Je me suis alors intéressé à ce qui faisait que certaines organisations ou certaines personnes passaient à l’action tandis que d’autres passaient leur temps à l’annoncer.
Les chamboule-tout
Beaucoup de managers ou de responsables politiques s’appliquent à ignorer ou dénigrer ce qui a été fait avant eux. Comme pour mieux marquer leur territoire, une fois au pouvoir, ils veillent à changer radicalement de méthodes, voire à faire l’inverse de ce que leurs prédécesseurs ont tenté de mettre en place.
Dans la plupart des cas, ils ne restent pas suffisamment longtemps à leur poste pour qu’on puisse mesurer les effets de leur stratégie.
Ils ont l’habitude de s’attaquer davantage aux symptômes qu’aux véritables causes des dysfonctionnements (que tout le monde connaît par ailleurs).
Par conséquent, ce qui aurait pu changer grâce à leur action a tendance à prendre de l’ampleur et à s’aggraver après leur passage.
Conserver son identité
Pour moi, les leaders agissent différemment.
Eux-aussi sont là pour créer un nouvel ordre des choses. Cependant, tout en se focalisent sur la nouveauté, les leaders agissent également comme des guides de ce qu’ils ont l’intention de sauvegarder.
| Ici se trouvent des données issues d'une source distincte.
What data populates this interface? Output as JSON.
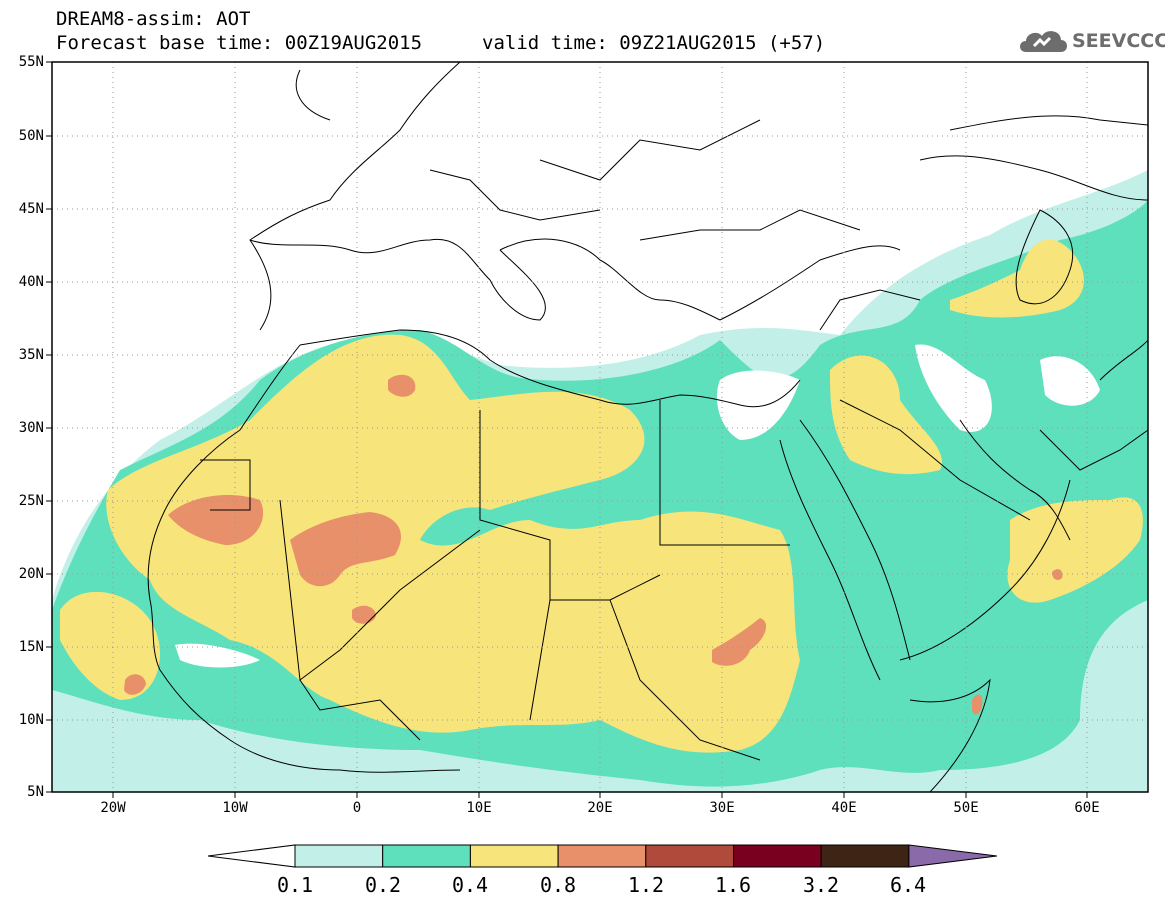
{
  "header": {
    "title_line1": "DREAM8-assim: AOT",
    "title_line2": "Forecast base time: 00Z19AUG2015",
    "valid_time": "valid time: 09Z21AUG2015 (+57)",
    "logo_text": "SEEVCCC",
    "logo_icon": "cloud-icon"
  },
  "map": {
    "lat_labels": [
      "55N",
      "50N",
      "45N",
      "40N",
      "35N",
      "30N",
      "25N",
      "20N",
      "15N",
      "10N",
      "5N"
    ],
    "lon_labels": [
      "20W",
      "10W",
      "0",
      "10E",
      "20E",
      "30E",
      "40E",
      "50E",
      "60E"
    ],
    "lon_range": [
      -25,
      65
    ],
    "lat_range": [
      5,
      55
    ],
    "grid": "dotted"
  },
  "colorbar": {
    "labels": [
      "0.1",
      "0.2",
      "0.4",
      "0.8",
      "1.2",
      "1.6",
      "3.2",
      "6.4"
    ],
    "colors": [
      "#ffffff",
      "#c2f0e8",
      "#5ee0bc",
      "#f7e47a",
      "#e8906a",
      "#b04a3a",
      "#7a0020",
      "#3e2414",
      "#8a6aa8"
    ]
  }
}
L’américain Yvon Chouinard est de ceux-là. Il est le fondateur de Patagonia, le célèbre fabricant de vêtements et accessoires dédiés à la pratique des sports d’eau et de montagne.
D’origine québécoise, Yvon Chouinard réinvente régulièrement son métier. Toujours à l’affût des nouvelles technologies susceptibles de rendre ses produits encore plus performants, il ne perd jamais de vue son objectif : préserver la nature.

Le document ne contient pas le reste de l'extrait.